KATHMANDU: A senior US official has hoped that Nepal will not take ‘dictation from China’ on the Millennium Challenge Corporation (MCC) grant that the Nepal government has agreed earlier to utilize for developing power transmission lines and road projects.
Expressing displeasure over some ‘unnecessary’ controversies about the grant in Nepal, Principal Deputy Assistant Secretary of Bureau of South and Central Asian Affairs of Department of State Alice G Wells said the government of Nepal is sovereign, that it does not take dictation from China.
Speaking to journalists from Central and South Asia at a virtual press briefing, she hoped that Nepal will do what is in its best interests to advance the economic welfare of its people.
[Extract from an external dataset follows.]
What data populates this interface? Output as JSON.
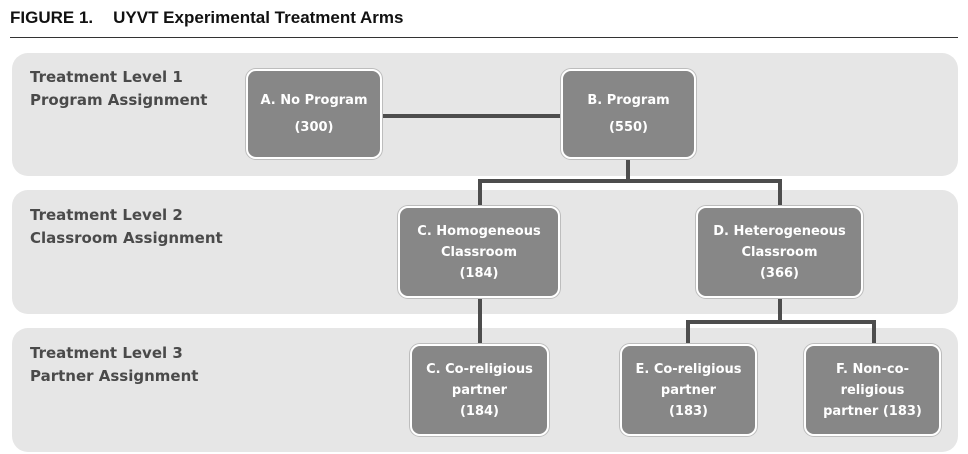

The statement comes at a time when leaders of the ruling Nepal Communist Party (NCP) are divided over the $500 MCC grant agreement—whether or not it should be endorsed from the parliament.
She was responding to wide speculations whether China was trying to hinder the passage of the MCC deal from Nepal’s Parliament.
Principal Deputy Assistant Secretary Wells also said that “there’s been a great deal of misinformation and disinformation about America’s assistance to Nepal.”
The MCC, she added, is entirely “unrelated to President Trump’s vision of an Indo-Pacific that’s free and open.”
She also expressed her displeasure that the MCC has “become a political football” in Nepal while clarifying that this is one of several programs that the US has utilized to help grow relations with Nepal and to help Nepal develop.
Wells said that the debates emerged in Nepal about MCC is nothing but as ‘offshoot’ of internal politics, and also hoped that that Nepali leaders will stand up for the people and move forward with the MCC.